Similarity Algorithms

Syntactic Similarity

The syntactic similarity algorithms exclusively focus on the representational features of text. The most dominant of these features is the set of tokens (character and words) being used. Different syntactic similarity algorithms exploit these features differently to provide a measure of similarity between an input text pair. The similarity is measured based on a scale of 0 to 1, where 1 represents the best possible match, and 0 indicates the no match scenario. In addition the base algorithms, we also utilize the approach of character and/or word based shingles to add context for increasing the similarity accuracy. The following syntactic similarity algorithms are supported:

1. syn.cosine-with-shingles: This represents the combination of applying character-based shingles to the classic cosine similarity algorithm.
2. syn.sorensen_dice-shingles: This represents the combination of applying character-based shingles to the classic Sørensen–Dice coefficient algorithm.
3. syn.jw-shingles: This represents the combination of applying character-based shingles to the classic Jaro–Winkler algorithm that is similar in nature to edit distance based measures.
4. syn.cosine-word: This represents the combination of applying word-based shingles to the classic cosine similarity algorithm. Compared to the syn.cosine-with-shingles, this algorithm will produce less false positives for larger text pieces.
5. syn.simple: A Semantax proprietary algorithm that is optimized for comparison speed and accuracy. It is based on the cosine similarity algorithm and it combines both character and word based shingles.
6. syn.weighted-word: A Semantax proprietary algorithm that is optimized for comparison speed and accuracy. It is based on the classic [Jaro–Winkler] algorithm. Both character and word based shingles are combined in a weighted capacity to increase the impact of term-frequency.
7. syn.sentence: A Semantax proprietary algorithm derived from the classic cosine similarity algorithm. The main feature of this algorithm is the inclusion of NLP (natural language processing) primitives for higher accuracy of similarity comparisons. NLP processing includes lemmatization/stemming, term normalization etc. This algorithm is best suited for a single sentence, or a couple of short sentences as input.
8. syn.paragraph: A Semantax proprietary algorithm that extends syn.sentence to compare a pair of input paragraphs (a set of sentences). In addition to the syn.sentence features, this algorithm also includes a weighted Jaccard Similarity score of the overlapping sentences across the input pair.

Semantic Similarity

The semantic similarity algorithms focus on comparing the input text pair based on the main concepts present in the text regardless of the words used to represent these concepts. Roughly speaking it is similar to comparing the meaning of the two sentences independent of the words used. See here for more details. Our semantic similarity algorithms are created using modern deep learning based word embeddings trained on enterprise corpus of sample documents. The models are trained on single sentences, and/or short paragraphs as input, and therefore work best for content size in that range.

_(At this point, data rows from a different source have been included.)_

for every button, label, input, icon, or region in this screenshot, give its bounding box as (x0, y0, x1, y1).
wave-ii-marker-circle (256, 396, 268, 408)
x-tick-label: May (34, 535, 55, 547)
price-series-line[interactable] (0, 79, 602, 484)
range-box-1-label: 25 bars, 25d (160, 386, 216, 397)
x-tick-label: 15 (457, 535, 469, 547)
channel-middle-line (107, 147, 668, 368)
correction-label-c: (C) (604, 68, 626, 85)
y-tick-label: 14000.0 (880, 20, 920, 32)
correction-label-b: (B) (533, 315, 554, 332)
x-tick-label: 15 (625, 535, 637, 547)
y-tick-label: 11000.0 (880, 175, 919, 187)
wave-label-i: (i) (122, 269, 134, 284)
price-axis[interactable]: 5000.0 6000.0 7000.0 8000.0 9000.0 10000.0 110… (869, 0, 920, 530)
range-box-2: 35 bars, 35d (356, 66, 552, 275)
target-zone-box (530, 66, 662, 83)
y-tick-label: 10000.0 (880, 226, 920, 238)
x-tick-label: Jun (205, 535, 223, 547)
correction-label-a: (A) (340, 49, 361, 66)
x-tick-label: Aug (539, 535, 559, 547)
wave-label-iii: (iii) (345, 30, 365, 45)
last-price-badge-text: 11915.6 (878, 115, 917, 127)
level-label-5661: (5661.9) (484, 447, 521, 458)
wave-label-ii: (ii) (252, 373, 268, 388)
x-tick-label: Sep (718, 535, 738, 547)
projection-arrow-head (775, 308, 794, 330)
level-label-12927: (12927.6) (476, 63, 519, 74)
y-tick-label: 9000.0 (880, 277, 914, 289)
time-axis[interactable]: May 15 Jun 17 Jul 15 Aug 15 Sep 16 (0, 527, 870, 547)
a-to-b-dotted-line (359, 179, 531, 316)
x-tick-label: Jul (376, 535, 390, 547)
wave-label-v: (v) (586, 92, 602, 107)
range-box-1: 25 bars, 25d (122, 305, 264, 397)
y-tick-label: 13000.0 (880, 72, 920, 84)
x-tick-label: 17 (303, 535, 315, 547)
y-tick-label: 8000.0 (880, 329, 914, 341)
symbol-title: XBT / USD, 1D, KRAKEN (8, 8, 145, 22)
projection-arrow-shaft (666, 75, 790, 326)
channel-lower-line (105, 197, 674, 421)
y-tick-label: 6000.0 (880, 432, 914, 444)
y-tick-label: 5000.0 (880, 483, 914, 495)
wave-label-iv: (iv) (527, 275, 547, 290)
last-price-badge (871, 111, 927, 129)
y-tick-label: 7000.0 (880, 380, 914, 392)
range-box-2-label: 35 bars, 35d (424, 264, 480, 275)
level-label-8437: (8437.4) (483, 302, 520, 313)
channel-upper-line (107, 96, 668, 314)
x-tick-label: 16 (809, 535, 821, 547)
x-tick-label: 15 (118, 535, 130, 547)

All of our semantic similarity algorithms support multi and cross lingual scenarios, where the input text pair can be expressed in any of the supported languages (for example en-en, en-fr, en-es, fr-fr, fr-es etc.). The following semantic similarity algorithms are supported:

1. sem.ssm: The default semantic similarity algorithm that offers the best combination of speed and accuracy with an emphasis on english-to-english common language input pairs.
2. sem.ssm14: This semantic similarity model is trained on data from government, insurance and banking industry verticals. The model is optimized for speed but provides a good level of over all accuracy.
3. sem.ssm20: Similar to sem.ssm14, this model is build on a much larger input corpus.
4. sem.ssm28: Builds on the same approach as the previous two models but also includes basic support for higher semantic relationships such as negation.
5. sem.ssm30: Similar to ssm28, with better similarity score distribution.